驚いてしまったユリが可愛かったので、ヴェルディーゼがユリの頭を撫でながらアークルズに向かって尋ねた。
「なんとなく察しは付くけど……頼みって?」
「もし王都に行く予定があるならば、国王陛下に復興のための支援を申し出てほしい。私の遣いであると証明できるものはもちろん渡す。私はしばらくここから離れられないが、支援が無いと復興は厳しいのだ。頼まれてくれないだろうか」
「……そんな義理はないんだけど……まぁ、いいよ。頼まれてあげよう。……でも、伝達してくれる人とかいないの? それくらいはいそうなものだけど……」
「いる……いや、いたと言うべきか。……真っ先に狙われ、今はもう既にいない。馬も殺されていた。そのせいで、この街は孤立状態に陥っている。祭りの直後で、これから王都に向かう旅人も普段よりは多いだろうが……それが大きな噂にでもならなければ、陛下の御耳に入ることすら無いだろう。そうなったところで、確証が無ければ動くのはかなり遅れる」
「……わかった。代わりに、準備ができるまで寝泊まりする場所くらいは提供してよ。ユリは屋敷じゃ緊張して大変みたいだから」
「あ、ああ……!? なんでそんなこと言うんです!? わ、私の我儘で、そんなっ……! りょ、領主様! 主様のお願いなんて聞かなくていいですからね!」
「それなら既に手配はしてある」
「ナンデ!?」
ユリがぽかんと口を開けて驚くので、ヴェルディーゼが目を細めて微笑みながらその口を閉じさせた。

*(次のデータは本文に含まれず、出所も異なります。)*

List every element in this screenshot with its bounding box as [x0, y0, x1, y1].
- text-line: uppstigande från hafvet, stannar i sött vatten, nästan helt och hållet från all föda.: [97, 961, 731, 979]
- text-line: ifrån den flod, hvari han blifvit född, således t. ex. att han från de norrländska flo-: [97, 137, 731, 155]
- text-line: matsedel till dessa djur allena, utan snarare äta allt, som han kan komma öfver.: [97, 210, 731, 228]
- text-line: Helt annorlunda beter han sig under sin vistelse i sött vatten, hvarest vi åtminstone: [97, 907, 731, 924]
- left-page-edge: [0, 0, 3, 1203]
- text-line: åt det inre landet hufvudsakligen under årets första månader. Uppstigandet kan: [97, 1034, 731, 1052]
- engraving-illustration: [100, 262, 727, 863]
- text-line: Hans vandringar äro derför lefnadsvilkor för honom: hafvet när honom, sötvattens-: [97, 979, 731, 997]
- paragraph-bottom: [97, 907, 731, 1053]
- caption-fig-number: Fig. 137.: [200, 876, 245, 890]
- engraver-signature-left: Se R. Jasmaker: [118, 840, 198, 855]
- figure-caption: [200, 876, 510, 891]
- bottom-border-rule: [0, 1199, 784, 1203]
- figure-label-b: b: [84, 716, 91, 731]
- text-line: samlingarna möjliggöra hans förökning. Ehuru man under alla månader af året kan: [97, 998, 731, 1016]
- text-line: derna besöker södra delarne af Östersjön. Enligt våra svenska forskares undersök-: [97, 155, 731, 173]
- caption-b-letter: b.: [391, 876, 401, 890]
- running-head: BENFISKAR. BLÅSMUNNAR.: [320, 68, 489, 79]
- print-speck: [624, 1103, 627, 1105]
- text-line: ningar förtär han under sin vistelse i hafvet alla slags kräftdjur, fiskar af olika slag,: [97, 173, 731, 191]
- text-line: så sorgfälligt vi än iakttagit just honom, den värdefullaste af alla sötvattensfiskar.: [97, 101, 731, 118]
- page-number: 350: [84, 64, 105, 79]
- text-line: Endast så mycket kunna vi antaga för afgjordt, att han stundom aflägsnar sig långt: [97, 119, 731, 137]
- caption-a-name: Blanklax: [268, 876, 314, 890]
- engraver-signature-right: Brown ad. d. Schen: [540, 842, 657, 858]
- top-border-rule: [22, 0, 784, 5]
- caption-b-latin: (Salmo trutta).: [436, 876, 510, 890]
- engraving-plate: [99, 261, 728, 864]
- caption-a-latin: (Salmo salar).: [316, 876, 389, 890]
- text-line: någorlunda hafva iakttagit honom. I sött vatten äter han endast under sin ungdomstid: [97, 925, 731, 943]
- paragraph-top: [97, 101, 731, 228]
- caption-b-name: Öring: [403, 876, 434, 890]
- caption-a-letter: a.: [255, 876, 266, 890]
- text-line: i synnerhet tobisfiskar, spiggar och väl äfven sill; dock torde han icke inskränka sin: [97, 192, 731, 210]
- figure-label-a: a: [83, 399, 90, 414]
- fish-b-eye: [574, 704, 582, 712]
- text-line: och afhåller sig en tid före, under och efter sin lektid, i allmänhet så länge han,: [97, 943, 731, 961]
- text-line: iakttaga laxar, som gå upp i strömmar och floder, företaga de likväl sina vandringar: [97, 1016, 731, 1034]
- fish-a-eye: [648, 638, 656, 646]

何だか雰囲気の柔らかいヴェルディーゼになんだろうとユリが首を傾げつつ、ぎゅっと眉を寄せてアークルズを見る。
前よりもユリやヴェルディーゼを信頼しているような気がした。
「……主様が何かしたんですか?」
「何で真っ先に僕を疑うの? ユリは僕に従順な子のはずなのに……」
「ヤンデレっぽい目で見ながら従順な子とか言わないでくださいヤンデレみを感じすぎて駄目です無理ですヤバいです。怖いんですよ主様。……それで、えっと。……主様に何かされました……?」
「ある意味そうとも言える。彼は、外を駆け回ってたくさんの人々を救助してくれたのでな。……そのせいで君が攫われかけたのは、本当に申し訳ない限りだが……」
「……気にしなくていいよ。クーレが助けに来てくれたし、元々ユリは自分でどうにかできるはずだったことだ」
「うっ……」
腕を組みながらヴェルディーゼが若干低い声で言うので、ユリが気まずそうに目を逸らした。
自分で対処できたはずのことができず、結果ユリが攫われる寸前まで追い込まれたので、今まで何も言ってこなかっただけで怒っているのだろう。
「……ねぇ、ユリ?」
「ひびゃぅ……は、はい、ごめんなさいっ……で、でもしょうがないんですよ! 抵抗しようとしたのに、身体が動かなくなっちゃって……」
「……今回は僕が離れちゃったっていうのもあるから、そこまで強くは言わないけど……そんな言い訳をいつまでも並べ立てるようなら、僕も荒治療を検討しないといけなくなる。よく覚えておいてね」
「は、はい……私の身を守るため、ですもんね。が、頑張ってみます……先ずは野生動物から……なるべく可愛くなくて、凶暴で、こ、ここ殺さざるを得ないような、少しでも抵抗の少ないものから……はい……」
「それでいいよ。まぁ、そんな練習をさせることを怠っていたのは僕だからね。そこは僕も反省する」
ヴェルディーゼがそう言って肩を竦め、ユリの頭を撫でた。